O contrato futuro de açúcar em NY com vencimento outubro/23 finalizou nesta sexta-feira com a maior entrega física da história do contrato: 56.473 lotes correspondentes a 2.87 milhões de toneladas de açúcar. O outubro/23 encerrou seu ciclo saindo da pedra cotado a 26.24 centavos de dólar por libra-peso, uma queda de 73 pontos acumulada na semana, equivalentes a 16 dólares por tonelada.
O próximo vencimento, março/24, fechou a sexta-feira cotado a 26.51 centavos de dólar por libra-peso, apresentando uma queda acumulada de 77 pontos em comparação com semana anterior, equivalentes 17 dólares por tonelada.
Uma entrega dessa magnitude tem todos os componentes baixistas que os livros acadêmicos enumeram quando se trata de o vendedor de uma commodity encontrar como último refúgio a entrega física dela contra uma posição vendida em bolsa. Ele só faz isso porque – em tese – não encontrou um comprador que pagasse melhor ou, como pode ser em alguns casos, não dispõe da mercadoria nesse momento e conta com a lerdeza do comprador (aquele que vai receber o seu produto via bolsa) nomear o navio. Por que ele faz isso?
Como vocês se recordam, o spread outubro/23 – março/24 chegou a negociar por um bom tempo, durante o mês de maio, com 45 pontos de prêmio, ou seja, o outubro valia 10 dólares por tonelada a mais do que o março/24. Agora, no final, chegou a negociar com desconto 30-35 pontos. Uma trading competente está sempre de olho nos spreads buscando discrepâncias entre a visão que ela tem do mercado físico e aquilo que está sendo negociado no futuro. Aproveitar essas distorções faz parte do dia a dia da trading.

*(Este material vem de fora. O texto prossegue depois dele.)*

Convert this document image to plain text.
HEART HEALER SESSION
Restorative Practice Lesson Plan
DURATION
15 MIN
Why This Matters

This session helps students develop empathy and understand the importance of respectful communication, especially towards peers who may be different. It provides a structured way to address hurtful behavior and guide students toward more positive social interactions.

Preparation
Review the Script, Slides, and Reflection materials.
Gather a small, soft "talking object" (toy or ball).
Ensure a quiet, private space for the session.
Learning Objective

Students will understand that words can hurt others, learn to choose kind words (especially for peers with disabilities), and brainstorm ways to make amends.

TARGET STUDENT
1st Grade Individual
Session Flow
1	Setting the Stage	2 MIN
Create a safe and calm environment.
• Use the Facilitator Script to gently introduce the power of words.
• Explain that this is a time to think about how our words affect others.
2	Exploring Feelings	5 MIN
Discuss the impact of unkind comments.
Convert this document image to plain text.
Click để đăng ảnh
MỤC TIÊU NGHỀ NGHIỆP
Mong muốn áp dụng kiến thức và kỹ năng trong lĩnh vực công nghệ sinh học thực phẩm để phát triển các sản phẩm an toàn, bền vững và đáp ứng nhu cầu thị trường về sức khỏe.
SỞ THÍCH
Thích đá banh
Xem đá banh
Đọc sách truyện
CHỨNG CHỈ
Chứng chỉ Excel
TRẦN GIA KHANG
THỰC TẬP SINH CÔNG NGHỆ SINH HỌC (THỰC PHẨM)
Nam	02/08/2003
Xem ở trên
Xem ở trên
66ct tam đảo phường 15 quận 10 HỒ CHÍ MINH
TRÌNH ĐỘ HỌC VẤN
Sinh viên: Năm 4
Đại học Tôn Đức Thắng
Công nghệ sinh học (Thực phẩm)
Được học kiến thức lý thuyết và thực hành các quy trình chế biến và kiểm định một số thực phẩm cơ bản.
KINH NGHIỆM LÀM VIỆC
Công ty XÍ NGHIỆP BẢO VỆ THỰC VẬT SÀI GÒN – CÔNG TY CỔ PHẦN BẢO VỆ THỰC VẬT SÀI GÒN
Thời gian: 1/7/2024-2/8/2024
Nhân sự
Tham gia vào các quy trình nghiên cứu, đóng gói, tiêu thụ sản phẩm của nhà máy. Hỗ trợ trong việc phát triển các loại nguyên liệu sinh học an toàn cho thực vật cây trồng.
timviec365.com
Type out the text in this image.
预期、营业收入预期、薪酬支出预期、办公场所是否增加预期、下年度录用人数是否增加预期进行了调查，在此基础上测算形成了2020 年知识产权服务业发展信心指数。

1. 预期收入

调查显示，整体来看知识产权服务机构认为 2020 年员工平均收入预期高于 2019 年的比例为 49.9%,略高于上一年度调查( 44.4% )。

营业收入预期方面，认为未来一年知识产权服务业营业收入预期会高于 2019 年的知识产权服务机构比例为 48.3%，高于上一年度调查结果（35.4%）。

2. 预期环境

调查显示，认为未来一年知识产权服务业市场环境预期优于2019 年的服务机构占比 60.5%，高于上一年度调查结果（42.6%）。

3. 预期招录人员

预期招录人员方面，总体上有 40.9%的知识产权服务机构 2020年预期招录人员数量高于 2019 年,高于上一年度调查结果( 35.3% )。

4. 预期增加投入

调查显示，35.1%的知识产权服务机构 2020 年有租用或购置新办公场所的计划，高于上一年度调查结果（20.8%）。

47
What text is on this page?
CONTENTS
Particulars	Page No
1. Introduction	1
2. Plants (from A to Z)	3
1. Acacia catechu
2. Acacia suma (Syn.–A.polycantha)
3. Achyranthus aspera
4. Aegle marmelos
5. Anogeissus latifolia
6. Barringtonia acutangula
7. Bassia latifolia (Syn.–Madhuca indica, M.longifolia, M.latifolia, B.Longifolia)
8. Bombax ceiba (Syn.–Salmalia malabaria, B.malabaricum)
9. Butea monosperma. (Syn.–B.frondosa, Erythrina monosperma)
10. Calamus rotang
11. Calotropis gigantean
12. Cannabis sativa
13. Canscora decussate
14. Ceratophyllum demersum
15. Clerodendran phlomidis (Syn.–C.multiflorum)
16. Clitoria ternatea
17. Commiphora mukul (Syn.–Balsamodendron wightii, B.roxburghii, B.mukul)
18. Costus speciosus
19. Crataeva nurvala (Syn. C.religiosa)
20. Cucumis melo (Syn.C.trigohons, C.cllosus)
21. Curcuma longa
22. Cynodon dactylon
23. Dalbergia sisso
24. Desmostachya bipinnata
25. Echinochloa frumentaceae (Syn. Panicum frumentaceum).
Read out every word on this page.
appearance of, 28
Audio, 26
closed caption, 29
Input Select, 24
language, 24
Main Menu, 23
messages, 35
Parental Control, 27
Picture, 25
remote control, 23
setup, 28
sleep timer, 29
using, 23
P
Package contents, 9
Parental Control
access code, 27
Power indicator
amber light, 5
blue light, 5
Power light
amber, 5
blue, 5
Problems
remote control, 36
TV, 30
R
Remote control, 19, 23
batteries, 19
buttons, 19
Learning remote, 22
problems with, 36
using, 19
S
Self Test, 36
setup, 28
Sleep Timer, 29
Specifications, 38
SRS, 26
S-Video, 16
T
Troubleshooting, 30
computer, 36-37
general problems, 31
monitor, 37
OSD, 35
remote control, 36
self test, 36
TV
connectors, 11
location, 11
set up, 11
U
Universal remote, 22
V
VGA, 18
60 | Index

Hipoteticamente, se você sentia lá em maio que o Centro-Sul ia ter uma safra de cana poderosa contrariando o que mostrava o spread em NY, o que você faz? Vende o spread e espera ver se sua percepção de que a safra do Centro-Sul ia ser fenomenal se confirmava. Em caso positivo, você vai com a ponta vendida (outubro/23) até o final e entrega o açúcar físico. Em outras palavras, mesmo que você não tenha o açúcar para entregar imediatamente, você ficou no bolso com aproximadamente 16 dólares por tonelada – a diferença entre os spreads – para atender eventuais custos de demurrage (pelo atraso no carregamento do navio) caso o comprador nomeie o navio numa velocidade maior do que você será capaz de mover o produto até o porto.
Independentemente de como o quadro vai se delinear ao longo das próximas semanas, o fato é que o entregador do açúcar optou por essa operação exatamente porque não tinha destino e/ou não encontrou quem lhe pagasse um prêmio melhor. Portanto, uma entrega desse volume dificilmente passará impune pelo mercado.
O que sustenta o mercado nos níveis atuais, no entanto, ainda é o que os fundos podem fazer. Mas, alguns componentes novos entram para trazer mais emoção: os fundos liquidaram 11,641 lotes na semana, mas ainda possuem 187,000 lotes comprados, embora o desempenho do mercado nos últimos dias indica que eles liquidaram um pouco mais.
Outro componente será a narrativa acerca de quão rápida as nomeações ocorrerão. Mas, quando uma situação como essa se apresenta, o reflexo imediato é no basis, ou seja, quanto o açúcar disponível para embarque imediato vai negociar de prêmio, caso o vendedor não tenha o produto. Não vai refletir em NY.
A salvação dos altistas depende da Índia, muito embora as perspectivas para a produção de açúcar do país melhoraram após boas chuvas neste mês, segundo o próprio o Secretário de Alimentação, Sanjeev Chopra. Para desespero dos altistas, ele ainda declarou, em um evento em Nova Delhi, que “a Índia não está enfrentando nenhum déficit de açúcar”.
Confessou-me um respeitado trader do mercado que ele estava deveras confuso com as coisas que estavam acontecendo. A entrega o deixou atordoado. Eu inqueri o porquê desse espanto. Ele então me disse que há algumas semanas participou de um seminário patrocinado por uma trading e que uma nuvem altista pairava sobre o evento que mostrava pelas palestras proferidas que NY caminhava inexoravelmente para os 30 centavos de dólar por libra-peso. Eu argumentei que “tudo bem, cada um tem o direito de ter a opinião que quiser sobre qualquer assunto”. “Pois é, mas eles entregaram açúcar na bolsa e eu estou me sentindo um palhaço”. Eu respondi, “relaxa, cara. São coisas da vida”, no exato momento em que eu percebia que timidamente ele escondia no bolso da calça um nariz vermelho de látex.